Мужичок помолчал, соображая. Потом решил:
– Рассказывать сейчас времени не хватит. А после, отсюдова, вы назад поедете? – Я поняла, что он хочет заручиться подтверждением для обратной поездки, чтобы не делать пустой прогон.
– Да уж как получится.
– Я могу подождать…
Я замялась. Мне нужно было еще и в районную администрацию.
– Нет. Поезжайте. Я могу надолго вас задержать.
– А я не тороплюсь.
Но все-таки я настояла, чтобы мужичок взял с меня деньги – небольшую по московским меркам сумму, что позволило мне рассчитывать на его услуги и впредь, и сказал, что вернется к назначенному часу.
* * *Здание церкви оказалось огорожено высоким забором, но составляли его не бросовые доски, которыми городят заборы пригородных дачек. Это была вполне художественная металлическая изгородь, выкрашенная в веселенький кладбищенско-голубой цвет. Через нее и молоденькие еще кусты, посаженные вдоль, было видно, что во внутреннем дворе вовсю кипит хозяйственная деятельность. К высокому, свежепобеленному и поштукатуренному каменному четверику здания церкви примыкало длинное строение пониже. На его стенах через проемы отвалившейся грязной штукатурки была видна старая краснокирпичная кладка толстенных стен. Я догадалась, что это и есть спорное здание трапезной. Вход в нее был отдельный, с торца. Стеклянная коричневая вывеска, подтверждавшая правильность моего заключения, была треснута. Звездчатообразный свежий разлом свидетельствовал, что в вывеску совсем недавно запустили чем-то тяжелым. Возможно, камнем. Толстенная деревянная дверь с огромным ржавым засовом была закрыта на небольшой новенький висячий замок. Я подошла, потрогала замок. Прислушалась. Из помещения доносились какие-то голоса. Где-то должен быть второй вход. Я пошла по полуразрушенной отмостке вдоль здания и, завернув за угол, оторопела. Прямо за углом передо мной стояла женщина в тяжелых черных одеждах. От неожиданности я отпрянула. Женщина перекрестилась, но я не заметила, чтобы мое появление ее испугало или удивило. Возможно, что это я ее не видела, а она уже давно наблюдала за моими передвижениями.

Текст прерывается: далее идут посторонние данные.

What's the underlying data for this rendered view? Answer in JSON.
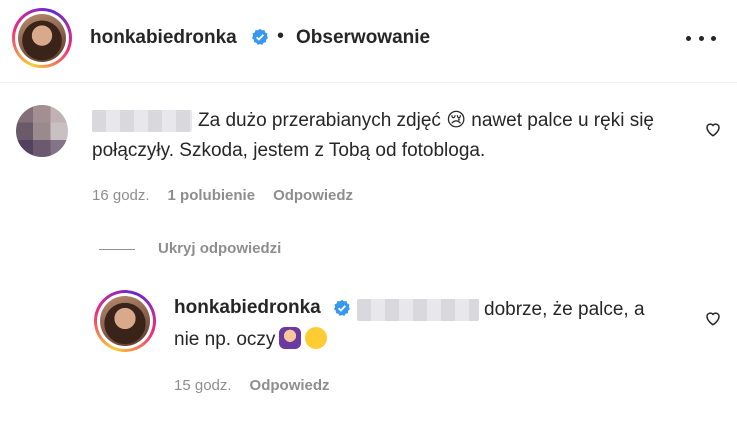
{
  "header": {
    "username": "honkabiedronka",
    "separator": "•",
    "follow_status": "Obserwowanie"
  },
  "comment": {
    "text": "Za dużo przerabianych zdjęć 😢 nawet palce u ręki się połączyły. Szkoda, jestem z Tobą od fotobloga.",
    "time": "16 godz.",
    "likes": "1 polubienie",
    "reply_label": "Odpowiedz"
  },
  "hide_replies_label": "Ukryj odpowiedzi",
  "reply": {
    "username": "honkabiedronka",
    "text": "dobrze, że palce, a nie np. oczy",
    "time": "15 godz.",
    "reply_label": "Odpowiedz"
  },
  "colors": {
    "verified": "#3897f0",
    "muted": "#8e8e8e",
    "text": "#262626"
  }
}
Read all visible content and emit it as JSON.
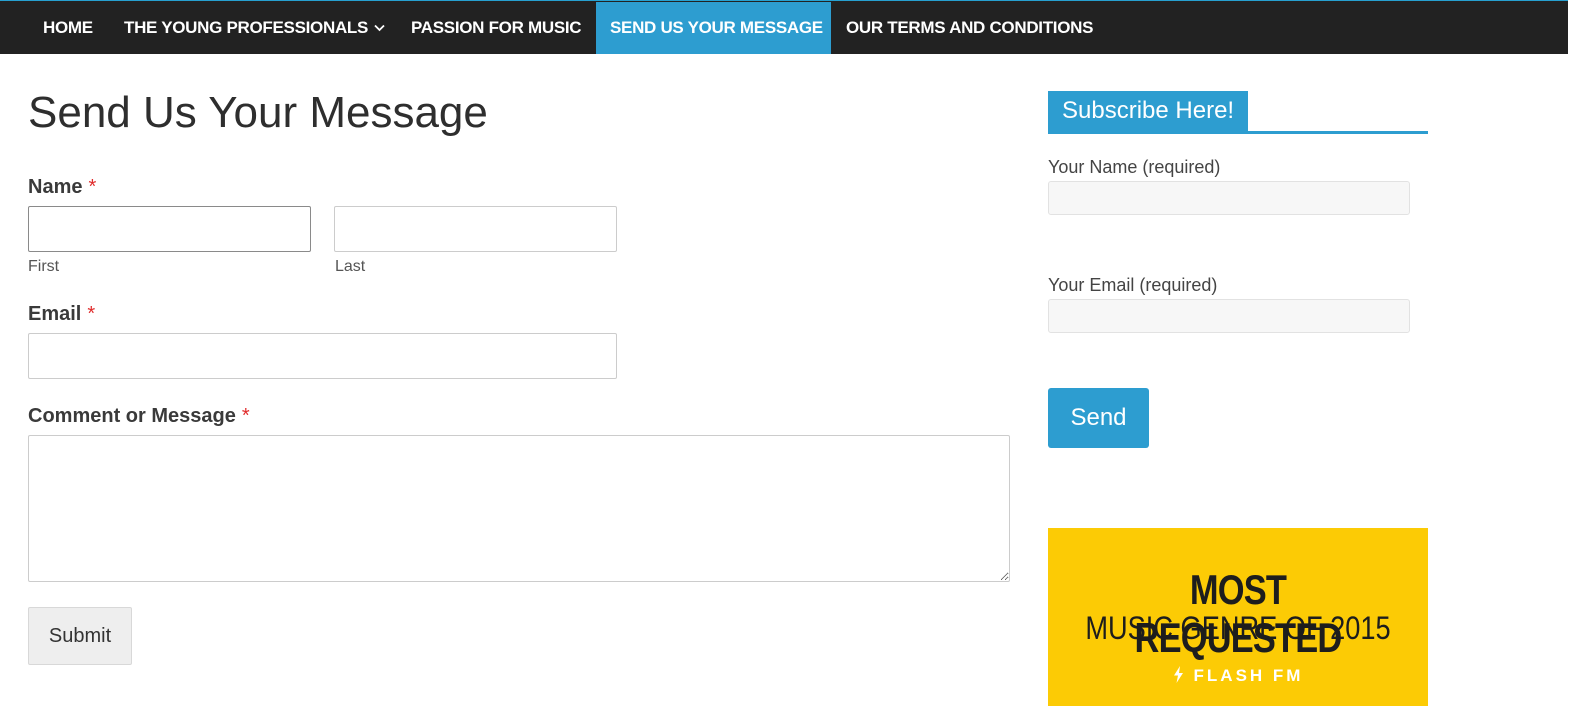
{
  "nav": {
    "items": [
      {
        "label": "HOME"
      },
      {
        "label": "THE YOUNG PROFESSIONALS"
      },
      {
        "label": "PASSION FOR MUSIC"
      },
      {
        "label": "SEND US YOUR MESSAGE",
        "active": true
      },
      {
        "label": "OUR TERMS AND CONDITIONS"
      }
    ],
    "dropdown_icon": "chevron-down-icon"
  },
  "colors": {
    "accent": "#2d9dd0",
    "nav_bg": "#222222",
    "required": "#e02b2b",
    "promo_bg": "#fccb05"
  },
  "form": {
    "title": "Send Us Your Message",
    "name_label": "Name",
    "required_mark": "*",
    "first_label": "First",
    "last_label": "Last",
    "first_value": "",
    "last_value": "",
    "email_label": "Email",
    "email_value": "",
    "message_label": "Comment or Message",
    "message_value": "",
    "submit_label": "Submit"
  },
  "sidebar": {
    "widget_title": "Subscribe Here!",
    "name_label": "Your Name (required)",
    "email_label": "Your Email (required)",
    "send_label": "Send",
    "promo": {
      "line1": "MOST REQUESTED",
      "line2": "MUSIC GENRE OF 2015",
      "brand": "FLASH FM",
      "brand_icon": "lightning-bolt-icon"
    }
  }
}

– Не меня ли ищете, деточка? – Голос женщины оказался густой и властный и напомнил мне голос директрисы нашей школы.
– Если вы – Таисия… Павлодарская, – выскочило все-таки в нужный момент! – то я к вам. Из газеты. По заданию редакцию, зовут меня Дарья Анисимова. – Все это я выпалила уверенно и без запинки, как будто ездить по заданию редакции мне приходилось каждый день. Хотя, с другой стороны, практика же какая-никакая в университете была.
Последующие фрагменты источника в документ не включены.